Improving the effectiveness of Australia’s federation is a widely shared goal but there has been little progress, unless you count an ever-expanding bureaucracy.
Improving the effectiveness of Australia’s federation is a widely shared goal but there has been little progress, unless you count an ever-expanding bureaucracy.
Hands up if you’ve heard of the COAG National Partnership Agreement to Deliver a Seamless National Economy.
Keep your hands up if you know what it means.
What about the COAG Reform Council? Or the Council for the Australian Federation? Or even COAG itself?
How many readers know that Genia McCaffery is a member of COAG? In fact, how many readers know who Genia McCaffery is?
A plethora of committees, partnerships and agreements seems to be the major outcome from years spent trying to reform Australia’s federation.
The whole charade will be on show again this Friday, when the Council of Australian Governments (COAG) holds its next meeting.
Prime minister Julia Gillard will chair the meeting but instead of being surrounded by (relatively) friendly Labor premiers, she will be outnumbered by Liberal premiers and chief ministers.
With Victoria, NSW and Queensland all having a change of government in the past 16 months, Western Australian premier Colin Barnett and Northern Territory chief minister Paul Henderson will no longer be the only leaders from the conservative side of politics.
Just to reinforce the changing balance, Australia’s four most populous and economically important states all have conservative leaders.
It’s not just state and territory leaders who join the PM at COAG meetings.
The president of the Australian Local Government Association – the aforementioned Genia McCaffery, who is better known to the residents of North Sydney as their long-serving mayor – also gets a gig.
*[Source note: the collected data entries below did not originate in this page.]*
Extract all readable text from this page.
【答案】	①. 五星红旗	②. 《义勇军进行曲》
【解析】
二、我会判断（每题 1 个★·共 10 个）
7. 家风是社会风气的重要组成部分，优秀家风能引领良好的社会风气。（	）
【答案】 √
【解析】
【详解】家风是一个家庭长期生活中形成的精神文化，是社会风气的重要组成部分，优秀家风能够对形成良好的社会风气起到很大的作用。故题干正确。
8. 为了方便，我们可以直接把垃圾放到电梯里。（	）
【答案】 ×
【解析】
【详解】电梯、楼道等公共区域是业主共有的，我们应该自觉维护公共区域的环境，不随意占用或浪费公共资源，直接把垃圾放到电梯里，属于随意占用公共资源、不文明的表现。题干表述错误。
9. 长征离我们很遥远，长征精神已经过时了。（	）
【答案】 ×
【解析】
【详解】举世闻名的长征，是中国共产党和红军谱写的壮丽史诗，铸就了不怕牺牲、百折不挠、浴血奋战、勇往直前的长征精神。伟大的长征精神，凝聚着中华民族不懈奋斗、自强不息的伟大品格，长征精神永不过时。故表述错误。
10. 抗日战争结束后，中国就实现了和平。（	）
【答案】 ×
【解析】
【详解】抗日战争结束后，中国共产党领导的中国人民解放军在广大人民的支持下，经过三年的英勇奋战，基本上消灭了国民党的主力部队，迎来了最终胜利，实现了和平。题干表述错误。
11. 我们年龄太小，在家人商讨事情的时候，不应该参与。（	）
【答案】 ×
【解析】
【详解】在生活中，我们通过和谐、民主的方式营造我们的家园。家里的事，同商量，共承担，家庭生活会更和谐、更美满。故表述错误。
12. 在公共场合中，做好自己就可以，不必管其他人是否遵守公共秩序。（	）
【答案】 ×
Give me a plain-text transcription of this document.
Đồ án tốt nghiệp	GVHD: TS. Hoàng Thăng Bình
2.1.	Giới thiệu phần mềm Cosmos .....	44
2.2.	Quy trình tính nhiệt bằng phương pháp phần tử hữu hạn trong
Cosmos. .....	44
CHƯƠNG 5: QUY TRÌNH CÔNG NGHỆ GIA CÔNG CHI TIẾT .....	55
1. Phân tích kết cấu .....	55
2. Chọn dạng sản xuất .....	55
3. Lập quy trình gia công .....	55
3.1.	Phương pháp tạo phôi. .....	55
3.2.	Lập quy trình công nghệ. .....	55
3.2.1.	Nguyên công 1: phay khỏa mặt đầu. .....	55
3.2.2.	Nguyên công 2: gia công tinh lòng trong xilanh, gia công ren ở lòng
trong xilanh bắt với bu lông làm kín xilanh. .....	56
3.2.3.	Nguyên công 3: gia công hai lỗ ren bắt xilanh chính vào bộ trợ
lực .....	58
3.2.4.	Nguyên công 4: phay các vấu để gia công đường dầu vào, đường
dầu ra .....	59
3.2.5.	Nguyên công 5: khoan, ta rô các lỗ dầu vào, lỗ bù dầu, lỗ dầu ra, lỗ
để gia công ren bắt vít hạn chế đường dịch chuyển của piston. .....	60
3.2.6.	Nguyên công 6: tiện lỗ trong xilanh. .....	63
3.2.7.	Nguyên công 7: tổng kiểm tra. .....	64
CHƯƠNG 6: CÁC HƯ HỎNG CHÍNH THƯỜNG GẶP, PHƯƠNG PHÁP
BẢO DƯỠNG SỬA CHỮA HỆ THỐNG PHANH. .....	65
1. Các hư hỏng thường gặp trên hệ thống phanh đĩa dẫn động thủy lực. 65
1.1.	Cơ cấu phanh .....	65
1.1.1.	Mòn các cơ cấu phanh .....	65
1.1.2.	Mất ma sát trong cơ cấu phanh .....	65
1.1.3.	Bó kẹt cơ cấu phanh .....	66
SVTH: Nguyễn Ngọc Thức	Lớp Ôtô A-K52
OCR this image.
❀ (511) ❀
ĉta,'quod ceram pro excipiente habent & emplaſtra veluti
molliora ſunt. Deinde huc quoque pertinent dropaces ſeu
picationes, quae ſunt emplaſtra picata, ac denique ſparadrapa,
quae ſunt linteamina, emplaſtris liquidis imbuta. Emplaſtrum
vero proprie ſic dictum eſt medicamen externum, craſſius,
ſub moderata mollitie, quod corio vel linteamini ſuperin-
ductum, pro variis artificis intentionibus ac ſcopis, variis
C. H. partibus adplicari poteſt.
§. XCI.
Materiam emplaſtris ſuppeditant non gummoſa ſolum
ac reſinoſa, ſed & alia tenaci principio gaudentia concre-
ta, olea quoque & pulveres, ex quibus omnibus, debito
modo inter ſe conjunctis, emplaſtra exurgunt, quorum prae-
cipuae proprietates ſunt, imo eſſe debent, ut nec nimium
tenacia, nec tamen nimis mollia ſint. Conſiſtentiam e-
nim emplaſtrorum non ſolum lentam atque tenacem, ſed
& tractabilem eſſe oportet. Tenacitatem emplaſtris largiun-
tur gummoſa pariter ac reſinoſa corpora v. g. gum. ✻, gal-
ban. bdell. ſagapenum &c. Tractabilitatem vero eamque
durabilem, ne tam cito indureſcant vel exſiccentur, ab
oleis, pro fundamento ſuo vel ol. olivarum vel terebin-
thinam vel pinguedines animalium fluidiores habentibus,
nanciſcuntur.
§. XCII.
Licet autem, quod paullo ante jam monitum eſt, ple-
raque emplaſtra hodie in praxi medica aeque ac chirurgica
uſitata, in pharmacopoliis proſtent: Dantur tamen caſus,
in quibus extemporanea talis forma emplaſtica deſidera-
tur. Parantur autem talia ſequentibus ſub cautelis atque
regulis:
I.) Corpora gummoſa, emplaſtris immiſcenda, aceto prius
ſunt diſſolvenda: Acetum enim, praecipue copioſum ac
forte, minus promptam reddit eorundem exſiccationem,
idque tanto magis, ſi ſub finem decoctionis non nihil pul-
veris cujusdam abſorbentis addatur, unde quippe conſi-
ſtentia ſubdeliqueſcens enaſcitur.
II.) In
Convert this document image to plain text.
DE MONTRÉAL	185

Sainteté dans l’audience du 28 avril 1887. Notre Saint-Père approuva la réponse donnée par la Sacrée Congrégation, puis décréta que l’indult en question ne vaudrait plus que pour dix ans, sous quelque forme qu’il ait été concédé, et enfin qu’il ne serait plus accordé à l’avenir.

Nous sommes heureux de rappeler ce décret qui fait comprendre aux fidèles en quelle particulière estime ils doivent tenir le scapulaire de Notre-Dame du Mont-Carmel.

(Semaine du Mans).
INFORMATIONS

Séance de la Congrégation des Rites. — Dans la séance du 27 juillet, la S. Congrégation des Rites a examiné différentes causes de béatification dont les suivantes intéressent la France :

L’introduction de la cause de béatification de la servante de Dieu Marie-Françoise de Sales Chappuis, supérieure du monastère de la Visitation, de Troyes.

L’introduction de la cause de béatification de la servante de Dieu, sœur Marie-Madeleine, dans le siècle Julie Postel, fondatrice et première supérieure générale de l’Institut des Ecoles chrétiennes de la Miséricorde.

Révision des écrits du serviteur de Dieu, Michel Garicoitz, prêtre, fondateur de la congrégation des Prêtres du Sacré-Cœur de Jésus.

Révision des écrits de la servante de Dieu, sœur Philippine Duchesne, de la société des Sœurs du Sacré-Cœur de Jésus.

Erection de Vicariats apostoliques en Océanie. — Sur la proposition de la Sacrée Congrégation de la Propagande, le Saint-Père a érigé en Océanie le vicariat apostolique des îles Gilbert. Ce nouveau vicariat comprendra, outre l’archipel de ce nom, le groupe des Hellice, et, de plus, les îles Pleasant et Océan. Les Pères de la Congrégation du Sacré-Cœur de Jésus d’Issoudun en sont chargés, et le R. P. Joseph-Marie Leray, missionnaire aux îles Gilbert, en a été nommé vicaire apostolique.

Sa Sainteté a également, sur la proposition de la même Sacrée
But what can all of these political leaders look forward to?
For a start, there will be meetings to plan for meetings.
On Thursday, the state and territory leaders will meet under the banner of the Council for the Australian Federation.
CAF is currently chaired by one of the remaining Labor leaders, SA premier Jay Weatherill.
Hence, it will be interesting to see if CAF can live up to its stated goal, of enabling the states and territories to work towards a common understanding of their positions on key policy issues.
Another forum that has been established to plan for COAG is the COAG Reform Council.
Headed by former prime ministerial adviser Paul McClintock, the COAG Reform Council issued a very earnest statement last week calling on COAG to respond to “important issues” in education, skills, the seamless national economy (whatever that is) and the COAG reform agenda (whatever that is).
Sitting on the outside, this all seems terribly indulgent, bureaucratic and inefficient.
The COAG structure was put in place to try and improve upon the old Premiers Conferences, which often resulted in a belligerent shouting match across the meeting room in Canberra.
Not terribly efficient either, but nobody pretended it was anything more than politicians having an old fashioned barney.
Former prime minister Kevin Rudd tried to dress up the whole process by claiming he would institute evidence-based policy making. What a crock.
As if CAF and the COAG Reform Council wer not enough, this year’s COAG will also have the benefit of the COAG Busness Advisory Forum, which will have its inaugural meeting on Thursday.
The forum, apparently, forms part of the Australian government’s broader deregulation agenda – tell that to businesses trying to navigate Labor’s industrial relations policies.
It also, apparently, builds on the COAG National Partnership Agreement to Deliver a Seamless National Economy.
That agreement, apparently, is designed to cut costs, reduce regulation, improve workforce participation, enhance labour mobility, expand Australia’s productive capacity and enable stronger economic growth. Sounds like nirvana.
In the meantime, what’s happening in the real world?
WA treasurer Christian Porter joined his peers from around the country for a meeting in Canberra last week with Wayne Swan.
This meeting was also designed to prepare for COAG but, to the dismay of Mr Porter and other state treasurers, it lasted only two hours. That’s a fraction of the time Mr Porter would have spent sitting in airplanes, airports and taxis just to attend the meeting.
The state treasurers were also disappointed that no serious debate was undertaken.
Nor were they allowed to see the document they really wanted to get their hands on – the draft review of the Grants Commission, which analyses the break-up of GST grants.
Mr Swan decided the states would not be allowed to see the review until it was finalised in September.
And they call it cooperative federalism.